O que está acontecendo é que os negócios estão se tornando híbridos. São reais e, ao mesmo tempo, virtuais, como é o caso da Amazon. Começou virtual e hoje tem lojas, escritórios. Esse tipo de mistura é o futuro. Todos os negócios terão combinações físicas e virtuais. A empresa Airbnb oferece serviço on-line de reserva de acomodações no mundo inteiro sem nunca ter sido dona de um quarto ou apartamento sequer. Somente agora a empresa está começando a investir na compra de redes hoteleiras. Nesse sentido, acho que a digitalização dos negócios vai continuar e a questão é: quem vai ganhar? Será o Airbnb ou a rede de hotéis Hilton? A Amazon ou a rede de supermercados Walmart? O fato é que todos estão convergindo para o mesmo lugar, ou seja, o hibridismo. Nos Estados Unidos, o varejo movimentou cerca de US$ 4 trilhões no ano passado. Desse total, o componente on-line representa apenas US$ 350 bilhões. Ou seja, aproximadamente 10% dos produtos comprados estavam on-line. O que quero dizer, portanto, é que se a Amazon permanecer puramente virtual, não terá tantas vantagens, pois as compras on-line são apenas 10% do mercado. Por isso a combinação é importante.

Estudos de inovação auxiliam governos, empresas e investidores. Qual é a utilidade, na sua opinião, dessas pesquisas em áreas como sociologia da ciência?

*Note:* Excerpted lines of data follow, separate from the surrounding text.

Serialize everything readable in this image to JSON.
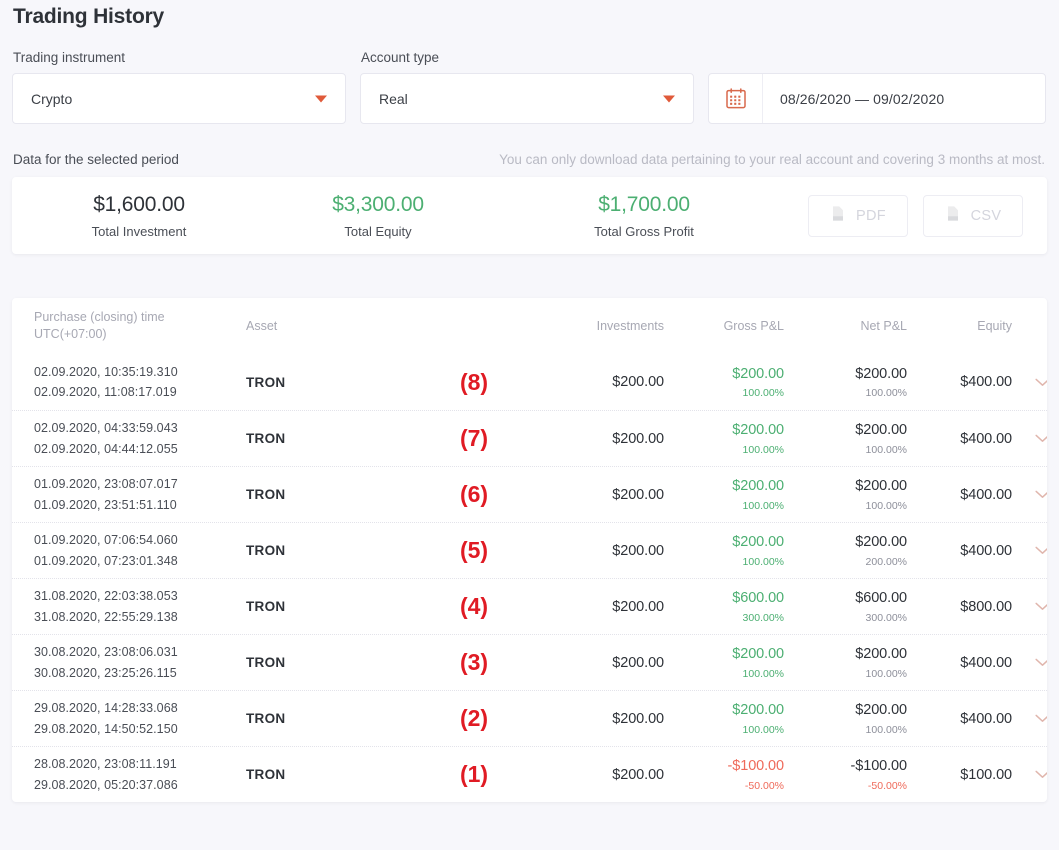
{
  "page": {
    "title": "Trading History"
  },
  "filters": {
    "instrument": {
      "label": "Trading instrument",
      "value": "Crypto"
    },
    "account": {
      "label": "Account type",
      "value": "Real"
    },
    "daterange": {
      "value": "08/26/2020 — 09/02/2020",
      "icon": "calendar-icon"
    }
  },
  "summary": {
    "heading": "Data for the selected period",
    "notice": "You can only download data pertaining to your real account and covering 3 months at most.",
    "stats": [
      {
        "value": "$1,600.00",
        "label": "Total Investment",
        "color": "dark"
      },
      {
        "value": "$3,300.00",
        "label": "Total Equity",
        "color": "green"
      },
      {
        "value": "$1,700.00",
        "label": "Total Gross Profit",
        "color": "green"
      }
    ],
    "downloads": [
      {
        "label": "PDF",
        "icon": "file-icon"
      },
      {
        "label": "CSV",
        "icon": "file-icon"
      }
    ]
  },
  "table": {
    "columns": {
      "time_line1": "Purchase (closing) time",
      "time_line2": "UTC(+07:00)",
      "asset": "Asset",
      "investments": "Investments",
      "gross": "Gross P&L",
      "net": "Net P&L",
      "equity": "Equity"
    },
    "rows": [
      {
        "annotation": "(8)",
        "open_time": "02.09.2020, 10:35:19.310",
        "close_time": "02.09.2020, 11:08:17.019",
        "asset": "TRON",
        "investments": "$200.00",
        "gross_amount": "$200.00",
        "gross_pct": "100.00%",
        "gross_sign": "positive",
        "net_amount": "$200.00",
        "net_pct": "100.00%",
        "equity": "$400.00"
      },
      {
        "annotation": "(7)",
        "open_time": "02.09.2020, 04:33:59.043",
        "close_time": "02.09.2020, 04:44:12.055",
        "asset": "TRON",
        "investments": "$200.00",
        "gross_amount": "$200.00",
        "gross_pct": "100.00%",
        "gross_sign": "positive",
        "net_amount": "$200.00",
        "net_pct": "100.00%",
        "equity": "$400.00"
      },
      {
        "annotation": "(6)",
        "open_time": "01.09.2020, 23:08:07.017",
        "close_time": "01.09.2020, 23:51:51.110",
        "asset": "TRON",
        "investments": "$200.00",
        "gross_amount": "$200.00",
        "gross_pct": "100.00%",
        "gross_sign": "positive",
        "net_amount": "$200.00",
        "net_pct": "100.00%",
        "equity": "$400.00"
      },
      {
        "annotation": "(5)",
        "open_time": "01.09.2020, 07:06:54.060",
        "close_time": "01.09.2020, 07:23:01.348",
        "asset": "TRON",
        "investments": "$200.00",
        "gross_amount": "$200.00",
        "gross_pct": "100.00%",
        "gross_sign": "positive",
        "net_amount": "$200.00",
        "net_pct": "200.00%",
        "equity": "$400.00"
      },
      {
        "annotation": "(4)",
        "open_time": "31.08.2020, 22:03:38.053",
        "close_time": "31.08.2020, 22:55:29.138",
        "asset": "TRON",
        "investments": "$200.00",
        "gross_amount": "$600.00",
        "gross_pct": "300.00%",
        "gross_sign": "positive",
        "net_amount": "$600.00",
        "net_pct": "300.00%",
        "equity": "$800.00"
      },
      {
        "annotation": "(3)",
        "open_time": "30.08.2020, 23:08:06.031",
        "close_time": "30.08.2020, 23:25:26.115",
        "asset": "TRON",
        "investments": "$200.00",
        "gross_amount": "$200.00",
        "gross_pct": "100.00%",
        "gross_sign": "positive",
        "net_amount": "$200.00",
        "net_pct": "100.00%",
        "equity": "$400.00"
      },
      {
        "annotation": "(2)",
        "open_time": "29.08.2020, 14:28:33.068",
        "close_time": "29.08.2020, 14:50:52.150",
        "asset": "TRON",
        "investments": "$200.00",
        "gross_amount": "$200.00",
        "gross_pct": "100.00%",
        "gross_sign": "positive",
        "net_amount": "$200.00",
        "net_pct": "100.00%",
        "equity": "$400.00"
      },
      {
        "annotation": "(1)",
        "open_time": "28.08.2020, 23:08:11.191",
        "close_time": "29.08.2020, 05:20:37.086",
        "asset": "TRON",
        "investments": "$200.00",
        "gross_amount": "-$100.00",
        "gross_pct": "-50.00%",
        "gross_sign": "negative",
        "net_amount": "-$100.00",
        "net_pct": "-50.00%",
        "equity": "$100.00"
      }
    ]
  },
  "colors": {
    "accent": "#e05a3a",
    "positive": "#4caf72",
    "negative": "#ef6a5a",
    "annotation": "#e01b24"
  }
}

Elas fornecem novas pistas sobre a relação entre ciência, tecnologia e sociedade?
Essa dimensão dos estudos de inovação está começando a ser mais explorada somente agora. Dados gerados em relatórios como o Global Innovation Index certamente podem ser aproveitados em estudos que analisam a relação entre inovação e criatividade ou inovação e sociedade, e algumas pessoas já estão explorando isso. Há pesquisadores que recorrem a essas informações mais concretas para desenvolver teses de doutorado mais teóricas. Espero que isso continue sendo feito com mais vigor, embora eu mesmo não o faça.

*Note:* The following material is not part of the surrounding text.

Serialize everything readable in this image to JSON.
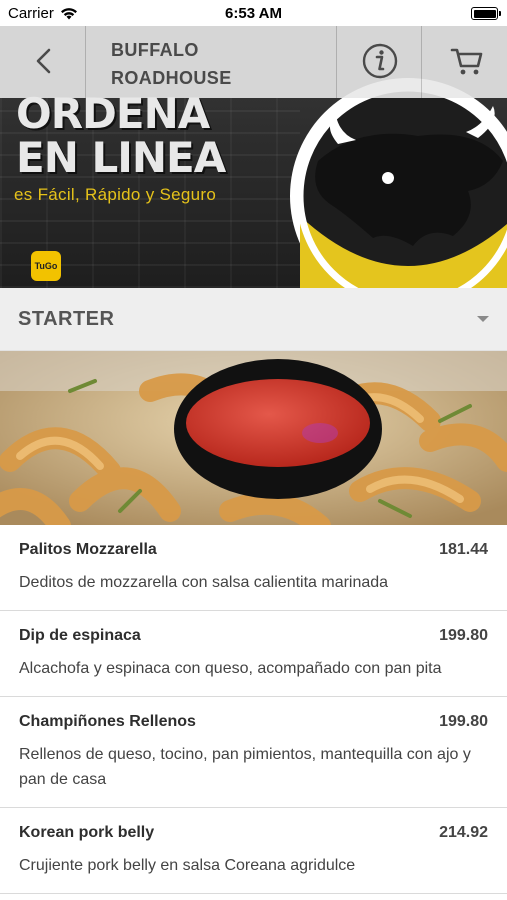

Como o senhor vê os impactos iniciais da gestão de Donald Trump no sistema de inovação dos Estados Unidos?
O país corre um sério risco se Trump permanecer no poder durante os próximos quatro anos. Sou um imigrante nos Estados Unidos, vim da Índia e passei pela França. Se a política anti-imigração proposta por Trump vigorar, o sistema de ciência, tecnologia e inovação do país sofrerá consequências lastimáveis no longo prazo. Mas ainda é cedo para desenvolver uma análise mais concreta.